The council's vote is likely contrary to Arkansas law. Specifically, under article 16, § 11 of the Arkansas Constitution, a city cannot apply funds collected from a valid tax to any purpose other than the purpose for which the tax was levied.

In addition, even when a city council is acting in good faith, the citizens who voted to fund the original purpose have been misled when that purpose is not fully funded. In Hartwick v. Thorne, the citizens of North Little Rock voted to issue bonds to construct an underpass, a drainage canal, and various other street and drainage improvement projects. After the election, the city council found that the original drainage canal proposal was not feasible and diverted the funds for the drainage canal to other street and drainage improvement projects. When that diversion was challenged, the circuit court held it was an illegal exaction, and this ruling was upheld on appeal. The circuit court explained that the electorate may have relied on the drainage canal proposal in deciding their vote:

If bond money is raised for purposes A, B, and C, it is unconstitutional for the money be used only for purposes A and B. Those voting in favor of the bond issue solely or primarily because of the designated use provided for by purpose C are misled.

As noted earlier, the first vote by the citizens of Benton enacted a valid tax to benefit the Benton Fire Department Pension. When the council voted to move part of the money derived from that tax into the general fund, that ordinance was likely contrary to article 16, § 11. Some of the citizens of Benton may have voted for the 1-mill property tax "solely or primarily because" an entire mill would go to support the pension fund. Those who voted in favor of the tax for that "purpose…[were] misled."

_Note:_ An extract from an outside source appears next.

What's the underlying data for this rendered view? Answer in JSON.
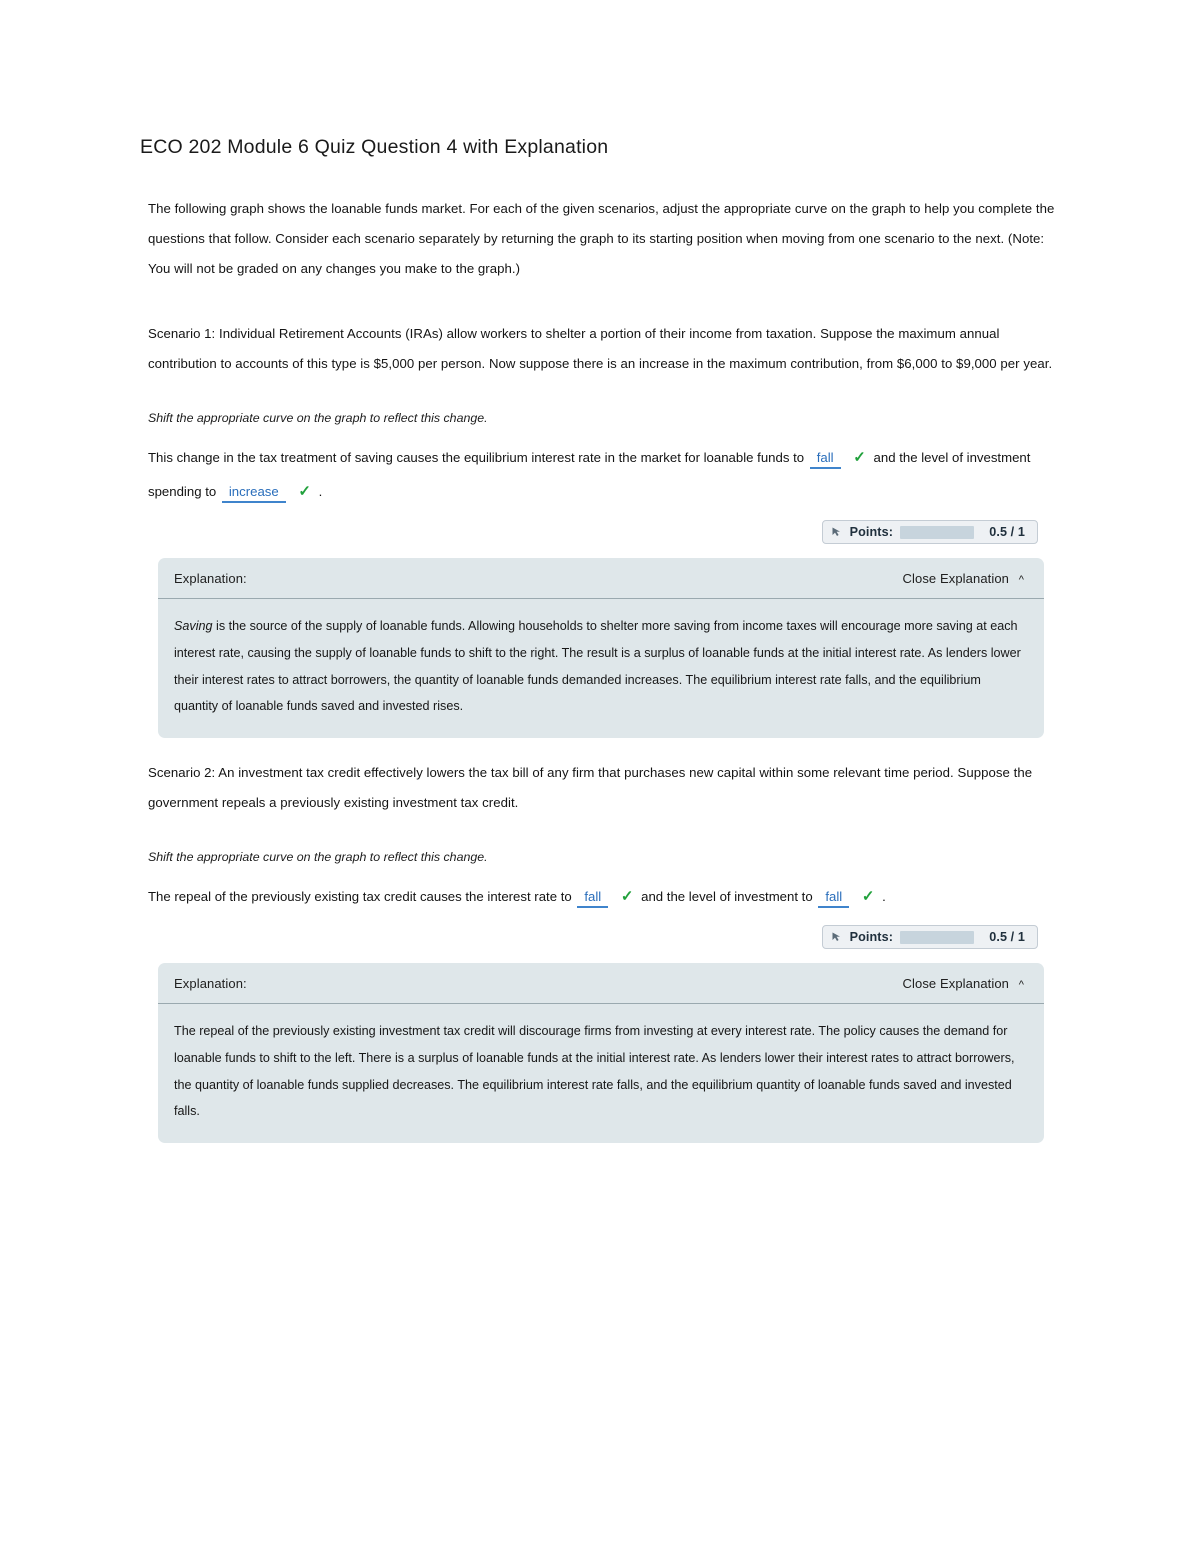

In summary, the disputed activity relates to possible misspending or misapplication of public funds that were collected through a legally valid tax. And a court would likely find that the city council's diverting 0.6 mills of the original property tax into the city's general fund was contrary to Arkansas law. Based on that conclusion, a court would likely find that the redirection is an illegal exaction.

Assistant Attorney General Jodie Keener prepared this opinion, which I hereby approve.